Men’s College Squash Shocker: Dartmouth Defeats Harvard For First Win Since 1946      
by Rob Dinerman

Dateline December 2nd --- In a stunning opening-night outcome, three-time reigning Ivy League champion Harvard was rocked 5-4 by Dartmouth in Hanover Tuesday night on a wild evening that culminated with a 13-11 fifth-game victory in the last match on court by No. 4 player Matt Giegerich, one of three talented Dartmouth freshmen whose varsity careers have now begun with the greatest team achievement in the history of Dartmouth squash. Since the resumption of intercollegiate play after World War II with the 1946-47 season, Harvard had never lost to Dartmouth, and only in 2009, when the Crimson fielded one of its weakest men’s teams, had Dartmouth won as many as four matches in any of its dual meets against Harvard during the past seven decades. Sadly from Dartmouth’s perspective Tuesday night, most of the student body was away on an extended Thanksgiving break, meaning that they missed the masterpiece that was authored by its squash team.

   Harvard, playing without top-four Dylan Murray and the injured Seif Abou El Einen, nevertheless swept the top three positions (with David Ryan winning at No. 1 over Dartmouth freshman Carson Spahr, Brian Koh surviving a tough four-gamer with Alvin Heumann at No. 2 and Bradley Smith straight-setting the third Dartmouth freshman, Samuel Epley, at No. 3) and took four of the top five. But Dartmouth took the Nos. 6 through 9 slots, evincing a level of depth that, coupled with the ability of several of its players to come through in the clutch moments of their matches, accounted for this truly eyebrow-raising outcome.

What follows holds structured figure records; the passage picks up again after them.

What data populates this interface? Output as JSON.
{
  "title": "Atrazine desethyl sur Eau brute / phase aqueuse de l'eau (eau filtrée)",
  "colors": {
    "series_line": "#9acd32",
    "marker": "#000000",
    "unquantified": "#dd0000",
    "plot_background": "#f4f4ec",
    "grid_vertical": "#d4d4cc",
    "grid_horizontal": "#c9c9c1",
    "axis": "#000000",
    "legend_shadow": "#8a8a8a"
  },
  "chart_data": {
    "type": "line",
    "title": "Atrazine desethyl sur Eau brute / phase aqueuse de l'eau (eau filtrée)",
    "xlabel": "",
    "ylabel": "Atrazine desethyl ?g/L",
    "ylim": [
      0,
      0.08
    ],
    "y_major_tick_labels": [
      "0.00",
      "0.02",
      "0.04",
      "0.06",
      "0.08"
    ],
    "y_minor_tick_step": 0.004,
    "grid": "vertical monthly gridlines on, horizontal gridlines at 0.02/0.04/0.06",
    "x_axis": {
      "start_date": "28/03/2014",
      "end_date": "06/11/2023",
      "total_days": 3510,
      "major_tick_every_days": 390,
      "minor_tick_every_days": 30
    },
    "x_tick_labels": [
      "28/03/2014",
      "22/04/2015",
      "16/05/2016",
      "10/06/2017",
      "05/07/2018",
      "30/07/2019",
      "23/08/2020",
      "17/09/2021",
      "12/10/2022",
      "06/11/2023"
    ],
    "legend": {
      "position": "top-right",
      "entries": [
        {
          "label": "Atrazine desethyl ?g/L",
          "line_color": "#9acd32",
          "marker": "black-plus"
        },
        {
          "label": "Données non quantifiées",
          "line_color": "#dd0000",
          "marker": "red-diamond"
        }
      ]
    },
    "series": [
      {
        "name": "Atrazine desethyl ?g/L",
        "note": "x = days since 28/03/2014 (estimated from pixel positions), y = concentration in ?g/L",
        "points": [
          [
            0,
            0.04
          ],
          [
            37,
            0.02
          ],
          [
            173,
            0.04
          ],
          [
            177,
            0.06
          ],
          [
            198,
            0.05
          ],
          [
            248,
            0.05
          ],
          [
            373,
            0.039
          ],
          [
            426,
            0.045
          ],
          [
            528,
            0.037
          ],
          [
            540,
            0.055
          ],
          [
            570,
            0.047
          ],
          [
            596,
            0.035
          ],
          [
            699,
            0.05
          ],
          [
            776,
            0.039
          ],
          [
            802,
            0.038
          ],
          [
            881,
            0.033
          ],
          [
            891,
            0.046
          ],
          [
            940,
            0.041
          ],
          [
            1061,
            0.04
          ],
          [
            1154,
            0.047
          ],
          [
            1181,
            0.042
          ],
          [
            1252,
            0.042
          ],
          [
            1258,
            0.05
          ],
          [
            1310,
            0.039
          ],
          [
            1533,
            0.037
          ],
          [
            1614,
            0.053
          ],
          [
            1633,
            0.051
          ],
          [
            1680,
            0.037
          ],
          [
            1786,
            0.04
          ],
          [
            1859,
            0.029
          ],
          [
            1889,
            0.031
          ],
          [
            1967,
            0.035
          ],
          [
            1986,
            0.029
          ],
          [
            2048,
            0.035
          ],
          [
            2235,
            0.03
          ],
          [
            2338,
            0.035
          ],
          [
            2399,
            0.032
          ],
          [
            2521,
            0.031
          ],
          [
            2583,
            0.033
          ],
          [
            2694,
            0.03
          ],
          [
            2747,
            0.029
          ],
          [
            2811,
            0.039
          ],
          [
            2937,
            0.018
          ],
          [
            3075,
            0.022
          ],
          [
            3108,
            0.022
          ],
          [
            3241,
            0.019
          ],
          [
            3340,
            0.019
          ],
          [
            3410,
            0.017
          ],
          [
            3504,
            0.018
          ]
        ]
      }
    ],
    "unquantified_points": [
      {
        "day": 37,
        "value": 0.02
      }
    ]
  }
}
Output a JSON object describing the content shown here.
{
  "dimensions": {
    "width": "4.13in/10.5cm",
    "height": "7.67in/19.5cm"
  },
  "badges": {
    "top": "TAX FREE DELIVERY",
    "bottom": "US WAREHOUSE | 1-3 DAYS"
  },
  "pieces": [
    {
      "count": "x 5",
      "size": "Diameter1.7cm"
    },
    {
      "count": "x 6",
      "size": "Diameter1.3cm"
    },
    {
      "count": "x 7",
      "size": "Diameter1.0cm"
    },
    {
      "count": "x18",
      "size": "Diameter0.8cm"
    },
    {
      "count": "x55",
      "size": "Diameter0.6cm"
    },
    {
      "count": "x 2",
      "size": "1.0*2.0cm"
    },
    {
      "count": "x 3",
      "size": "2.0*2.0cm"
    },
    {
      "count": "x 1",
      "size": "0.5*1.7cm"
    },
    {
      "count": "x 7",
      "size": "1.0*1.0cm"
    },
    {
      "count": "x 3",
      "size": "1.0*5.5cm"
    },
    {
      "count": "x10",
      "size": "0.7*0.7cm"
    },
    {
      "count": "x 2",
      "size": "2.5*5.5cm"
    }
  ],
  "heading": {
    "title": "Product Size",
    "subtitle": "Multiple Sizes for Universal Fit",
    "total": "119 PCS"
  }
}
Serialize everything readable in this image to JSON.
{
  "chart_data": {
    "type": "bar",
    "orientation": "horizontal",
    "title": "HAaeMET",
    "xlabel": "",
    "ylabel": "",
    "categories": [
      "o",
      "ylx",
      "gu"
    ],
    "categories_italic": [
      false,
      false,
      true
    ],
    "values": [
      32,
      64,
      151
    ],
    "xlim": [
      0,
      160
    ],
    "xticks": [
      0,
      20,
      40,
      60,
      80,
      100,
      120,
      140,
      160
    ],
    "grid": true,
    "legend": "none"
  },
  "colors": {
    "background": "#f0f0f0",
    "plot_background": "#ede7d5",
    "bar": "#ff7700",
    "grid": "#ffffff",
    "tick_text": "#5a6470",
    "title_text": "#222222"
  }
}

    Brian Giegerich started off what was destined to become a memorable night for the Giegerich family by winning a close match over Crimson freshman Ethan Shoihet at No. 9, taking a pivotal third game in a tiebreaker to take a 2-1 lead and pounding through the fourth 11-8. Giegerich’s teammate Nicholas Harrington came through at No. 6 over Alexi Gosset to counter-balance Smith’s win and give Dartmouth a 2-1 advantage after the first tier of matches. Crimson co-captains Koh and Devin McLaughlin notched victories at Nos. 2 and 5 over Heumann and Kyle Martino respectively, but Dartmouth No. 8 James Fisch prevailed 3-0 against Jack Cooper to even the team tally at three matches apiece coming into the last round of matches.

   Spahr, who this past spring teamed with his father, Chris, the head pro at the University Club of Boston, to win the U. S. Father & Son Doubles title for the second time in the past four years, lost to his more experienced Irish-born opponent Ryan, but Glen Brickmann kept Dartmouth’s hopes alive, emulating his teammate Brian Giegerich by rallying to a 14-12 third-game tally en route to a close four-game victory over Matt Roberts. This left the overall outcome to Matt Giegerich and his Harvard counterpart Madhav Dhingra, who led two games to one and later rallied from 4-8 to 9-8 in the fifth game. But Giegerich won the next two points in a tense sequence that eventually seesawed to 11-all.

  At this juncture, Dhingra, who usually plays solid, low-risk squash, inexplicably gambled on a backhand reverse-corner off the back wall that caught the top of the tin. Thus reprieved, and presented with his third match-ball, Giegerich buried a forehand drop shot winner for 13-11, leaving in his wake a transformed Ivy League landscape and sending the vaunted Crimson contingent back to Cambridge with an unexpected loss that they will have to chew on until the Ivy League schedule resumes in January.